Inhibition of the enzymes that produce S1P is a promising strategy to treat cancer patients.28 For instance, we have previously demonstrated that SK1‐I, a SphK1 specific inhibitor, suppresses angiogenesis and lymphangiogenesis that lead to reduction of tumor burden and metastases in murine breast cancer model.19 PF‐543 is another inhibitor of SphK1 with much stronger potency.78 However, the effect of PF‐543 in vitro has been controversial due to some negative results.79, 80 Importantly, the effect of PF‐543 has not been assessed in vivo settings of cancer with inflammation. Considering the important role of S1P in the inflammation and cancer, it is worth investigating the effect of PF‐543 in these settings.

ABC compound, a SphK2 inhibitor, and sphingomab, an anti‐S1P antibody are other S1P signal‐targeted drugs,28, 81 and they were investigated in phase I and II clinical trials. Sphingomab has been demonstrated to neutralize extracellular S1P and angiogenesis was suppressed.82 Alternatively, S1P signaling pathway can be inhibited by existing drugs, such as FTY720. FTY720 is an FDA‐approved drug for multiple sclerosis.83 Although many studies have shown the anti‐cancer activity of FTY720 in vitro and in vivo, clinical trials using FTY720 for cancer patients have not yet been conducted, possibly because of its side effects on the immune system. In order to verify the effect of S1P inhibitors in inflammatory‐associated cancers, it is desirable to conduct clinical trials after appropriate preclinical studies. Furthermore, the possibility of combining an S1P signal inhibitor with anticancer drug therapy and/or molecular targeted drugs should be explored.

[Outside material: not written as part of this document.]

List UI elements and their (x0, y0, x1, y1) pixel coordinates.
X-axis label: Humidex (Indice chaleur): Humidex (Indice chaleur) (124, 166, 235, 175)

Considering the close functions of S1P in chronic inflammation and in cancer reviewed herein, we would like to emphasize that therapies targeting S1P signaling are expected to have a significant positive effect in cancer patients in the context of chronic inflammation. Further studies are needed to validate this concept, but it is worth carrying out clinical trials for cancer patients with chronic inflammation by targeting S1P signaling, as this may provide better outcomes for those patients.

CONCLUSION

Given the critical role of S1P in linking inflammation and cancer, it is possible that cancer with chronic inflammation may be best treated by targeting the S1P signaling pathway as a novel therapeutic approach. Although further investigation will be needed to develop the targeted therapies, accelerated technological innovation could greatly improve the possibility of cancer treatments targeting S1P.

CONFLICT OF INTEREST

The authors have no conflict of interest.